A gentleman and lady of the Pugh family; he, in black coat and waistcoat, white shirt and black tied cravat; forget-me-nots and pansies foreground with sky and cloud background (artist's joins); and she, in lace-bordered white dress with pleated bodice and diaphanous gauze sleeves, pink stole draped across her shoulders, drop gold earrings, her dark brown hair elaborately plaited and curled in an Apollo knot; forget-me-nots and foliage foreground with sky and cloud background (artist's joins)

Details
JOHANN BAPTISTE VANACKER (BELGIAN, 1794-1863)
A gentleman and lady of the Pugh family; he, in black coat and waistcoat, white shirt and black tied cravat; forget-me-nots and pansies foreground with sky and cloud background (artist's joins); and she, in lace-bordered white dress with pleated bodice and diaphanous gauze sleeves, pink stole draped across her shoulders, drop gold earrings, her dark brown hair elaborately plaited and curled in an Apollo knot; forget-me-nots and foliage foreground with sky and cloud background (artist's joins)
signed 'vanacker' (lower right) and 'van acker' (lower right), respectively
rectangular, 4 3/8 x 3 7/8 in. (111 x 98 mm.), stamped gilt-metal foliate mounts within rectangular wood frames (2)
Provenance
Mrs Jonathan Rashleigh of Menabilly, Cornwall.
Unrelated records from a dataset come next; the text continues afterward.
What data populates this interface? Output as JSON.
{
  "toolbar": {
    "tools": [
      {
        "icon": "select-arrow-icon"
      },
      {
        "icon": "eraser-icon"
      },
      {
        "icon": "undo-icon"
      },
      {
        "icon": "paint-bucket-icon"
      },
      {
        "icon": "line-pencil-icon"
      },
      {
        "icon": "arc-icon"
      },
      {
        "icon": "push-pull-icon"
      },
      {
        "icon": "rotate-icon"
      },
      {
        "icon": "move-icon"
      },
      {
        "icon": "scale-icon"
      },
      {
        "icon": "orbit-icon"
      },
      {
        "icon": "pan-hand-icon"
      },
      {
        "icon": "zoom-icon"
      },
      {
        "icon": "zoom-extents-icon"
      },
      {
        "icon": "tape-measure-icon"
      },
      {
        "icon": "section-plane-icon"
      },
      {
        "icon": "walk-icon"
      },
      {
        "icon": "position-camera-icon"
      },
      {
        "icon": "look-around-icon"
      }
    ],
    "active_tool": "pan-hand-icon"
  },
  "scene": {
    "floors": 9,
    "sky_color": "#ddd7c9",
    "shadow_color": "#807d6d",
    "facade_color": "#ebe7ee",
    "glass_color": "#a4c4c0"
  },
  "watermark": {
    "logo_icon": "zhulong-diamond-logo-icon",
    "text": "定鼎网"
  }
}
The Langham Family Collections; Hamilton Osborne King, Slane Castle, co. Meath, Ireland, 27 September 2004, lot 344.
Special notice
VAT rate of 5% is payable on hammer price plus buyer's premium.

Lot Essay

A handwritten label written in biro on the reverse of these two miniatures identifies these sitters as the brother and sister of Martha Pugh. The daughter of Martha Pugh and her husband Arthur of Lissadrone, co. Mayo and Fitzwilliam Square, Jane Elizabeth married Jonathan Rashleigh (b. 1820) of Menabilly as his second wife. Their son Arthur Rashleigh (b. 1871) married Edith Letica Anne, daughter of Sir William Emerson-Tennant, 2nd Bt. and had two daughters, Duane Elizabeth, who died unmarried, and Rosamund Christabel who married Sir John Charles Patrick Langham, 14th Bt. on 1 October 1930.
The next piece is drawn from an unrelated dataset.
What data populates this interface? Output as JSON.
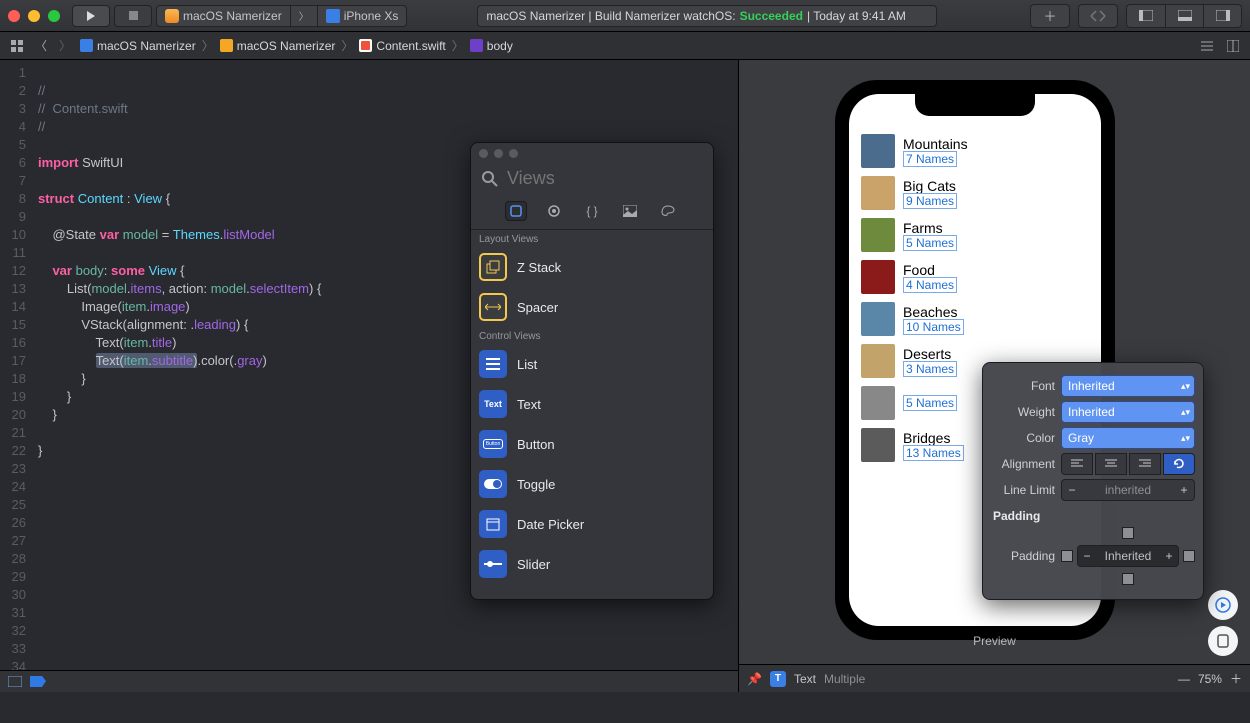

Menabilly, near Fowey, Cornwall was to inspire the novelist Daphne du Maurier and in 1943 she leased the house from Dr John Rashleigh. She called Menabilly her 'House of Secrets' and wrote her first novel, The King's General, while living there. It was also to provide the backdrop of Manderley in Rebecca so memorably adapted for the screen by Alfred Hitchcock in 1940.